Rectal bleeding can be a symptom of many different conditions and should always be checked out by a medical professional. Depending on the way it appears, the gastrointestinal bleed can come from different areas of the body, and be due to several underlying conditions. One serious possible cause of rectal bleeding is esophageal varices, which are indicative of liver cirrhosis, a dangerous and potentially fatal disease which should be treated immediately by a doctor.
Rectal bleeding can be a symptom of many different kinds of disease. Often, it will be first noticed as blood seen in bowel movements, and occasionally as a sort of dark black stool called melena. Rectal bleeding is a sign of bleeding somewhere in the gastrointestinal tract and always requires advice from a medical professional as soon as possible.
Mild gastrointestinal bleeding can go unnoticed for a long period of time unless discovered during a examination by a hemoccult test, which is a way to detect small amounts of blood in the stool. Mild bleeding over a long time can result in iron deficiency anaemia, as chronic bleeding can deplete the body of iron. More severe cases can present with more obvious symptoms of anaemia, such as paleness, dizziness, shortness of breath, and weakness. If the bleeding is especially severe, hospitalisation may be necessary, especially if the patient goes into shock. Hypovolemic shock occurs when about 40% of the body's blood is lost. This is a serious condition and must be treated immediately with IV fluids and, possibly, blood transfusions.
Bleeding can happen from many places in the gastrointestinal system, each with its own cause. Bright red blood in the stool usually indicates a bleed very near the rectum, often due to haemorrhoids, though other conditions such as colon polyps or infections can also cause it. Black, tarry stools can result from a bleed earlier in the system, possibly from an ulcer that has formed in the oesophagus, stomach lining, or the duodenum (the first part of the small intestine), or from esophageal varices. Esophageal varices, which are varicose veins in the oesophagus, are a very serious condition and are indicative of liver cirrhosis.
Esophageal varices happen when certain veins in the oesophagus get extremely dilated, allowing them to easily rupture and bleed. These vessels dilate in response to portal hypertension, which is often a consequence of cirrhosis and liver disease. Portal hypertension occurs when blood flow through the liver becomes obstructed, causing the blood to be routed through other veins in the oesophagus, stomach, abdominal wall, and rectum. These veins are thin-walled and not designed to handle higher pressures, so they swell and become vulnerable to rupturing. Although it is possible to close off these swollen and damaged blood vessels, it is often more difficult to treat the underlying portal hypertension because it is caused by liver cirrhosis.

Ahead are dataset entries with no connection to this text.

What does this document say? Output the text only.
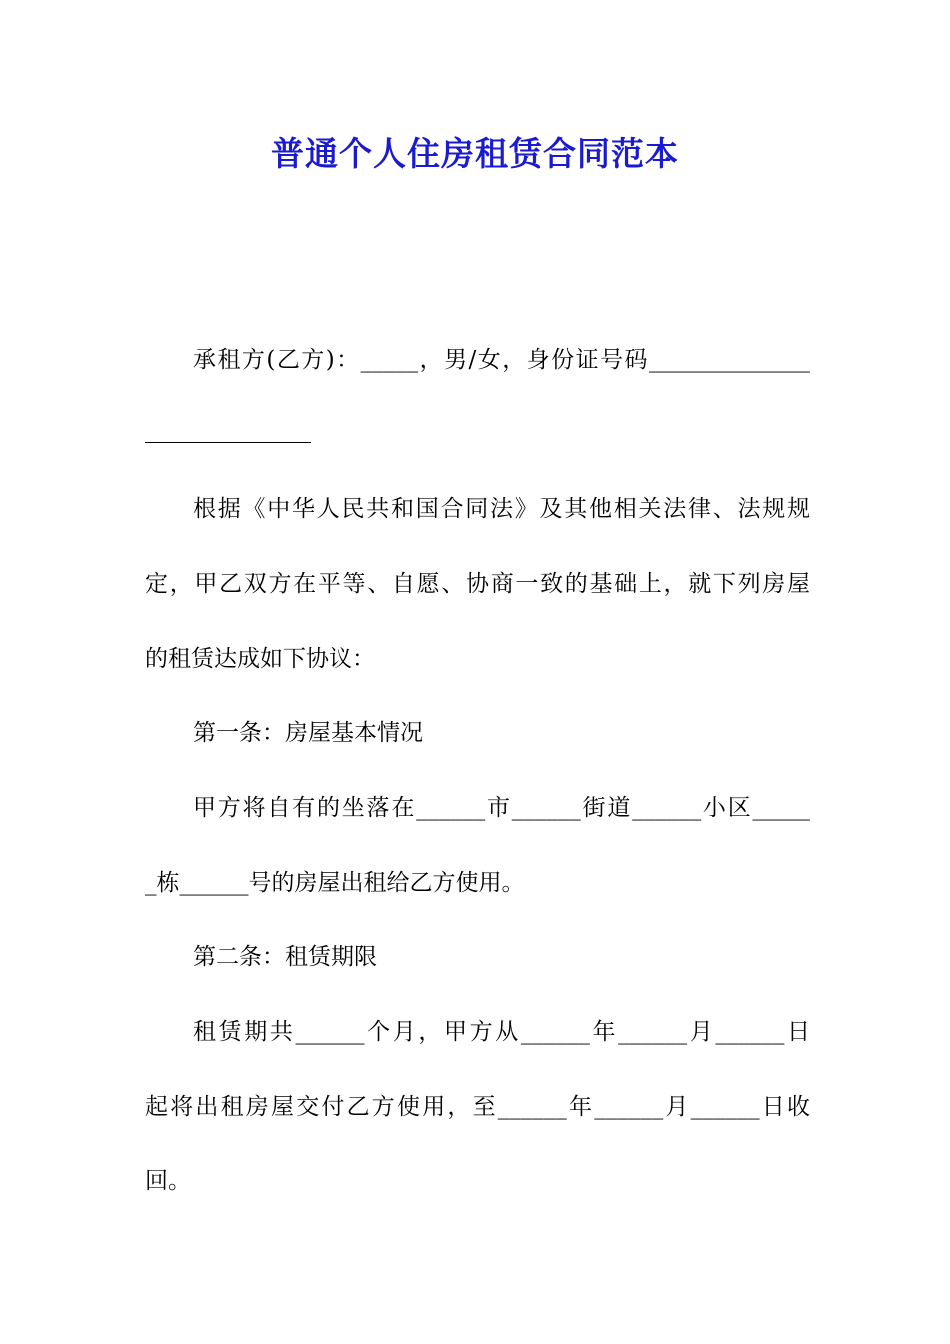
普通个人住房租赁合同范本
承租方(乙方)：_____，男/女，身份证号码______________
根据《中华人民共和国合同法》及其他相关法律、法规规
定，甲乙双方在平等、自愿、协商一致的基础上，就下列房屋
的租赁达成如下协议：
第一条：房屋基本情况
甲方将自有的坐落在______市______街道______小区_____
_栋______号的房屋出租给乙方使用。
第二条：租赁期限
租赁期共______个月，甲方从______年______月______日
起将出租房屋交付乙方使用，至______年______月______日收
回。
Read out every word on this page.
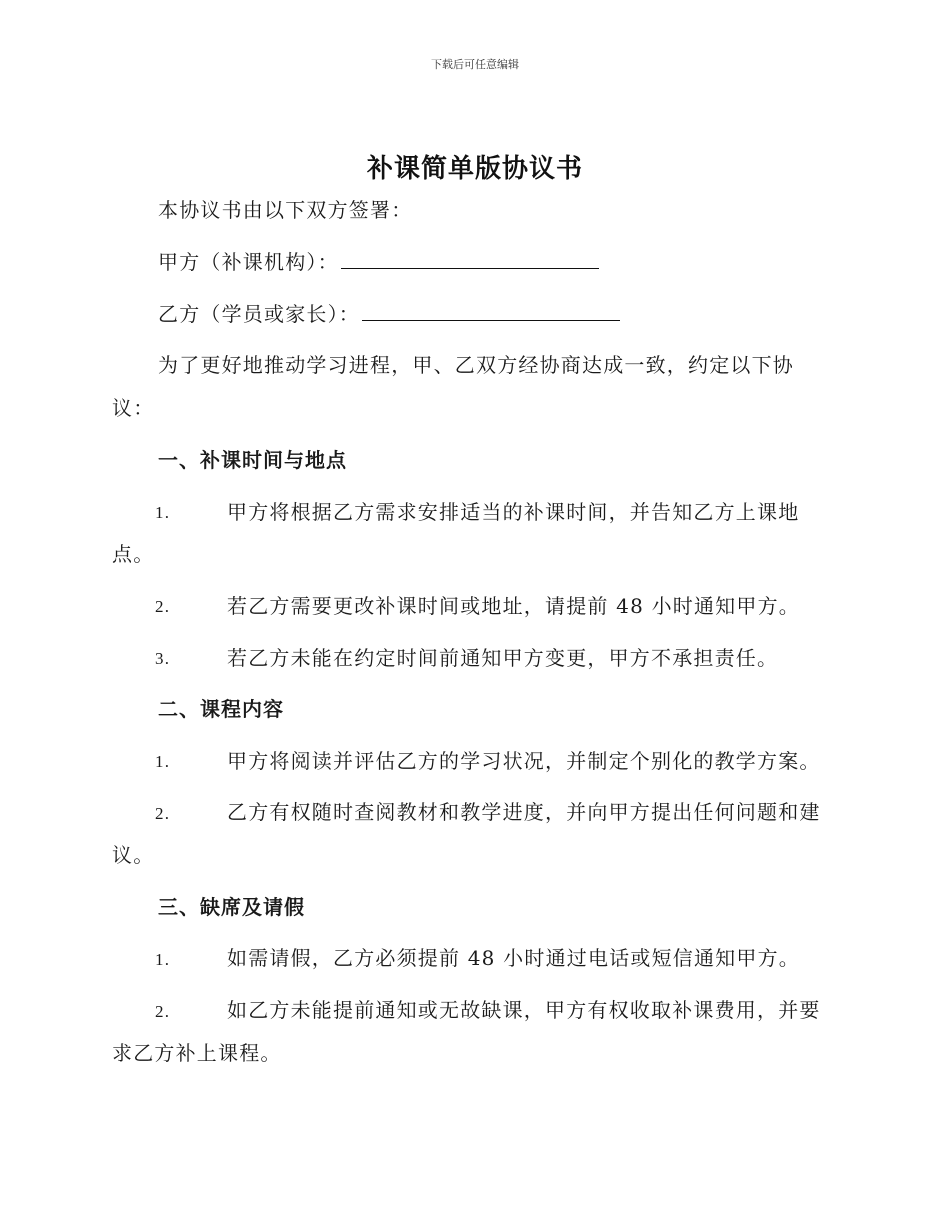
下载后可任意编辑
补课简单版协议书
本协议书由以下双方签署：
甲方（补课机构）：
乙方（学员或家长）：
为了更好地推动学习进程，甲、乙双方经协商达成一致，约定以下协
议：
一、补课时间与地点
1.	甲方将根据乙方需求安排适当的补课时间，并告知乙方上课地
点。
2.	若乙方需要更改补课时间或地址，请提前 48 小时通知甲方。
3.	若乙方未能在约定时间前通知甲方变更，甲方不承担责任。
二、课程内容
1.	甲方将阅读并评估乙方的学习状况，并制定个别化的教学方案。
2.	乙方有权随时查阅教材和教学进度，并向甲方提出任何问题和建
议。
三、缺席及请假
1.	如需请假，乙方必须提前 48 小时通过电话或短信通知甲方。
2.	如乙方未能提前通知或无故缺课，甲方有权收取补课费用，并要
求乙方补上课程。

Liver cirrhosis happens as a result of long-term chronic liver disease that ultimately leads to the loss of liver tissue. This tissue is replaced by small nodules of regenerating tissue and fibrous scar tissue. Common causes of cirrhosis include alcoholism, hepatitis B and C, and the progression of fatty liver disease, but sometimes cirrhosis has no identifiable cause. One of the most common complications of cirrhosis is the accumulation of fluid in the abdomen, called ascites, which raises the risk of infection. Cirrhosis is generally irreversible once it happens, and most treatments aim to slow the progression and to treat complications. For advanced cases, the only treatment is a liver transplant.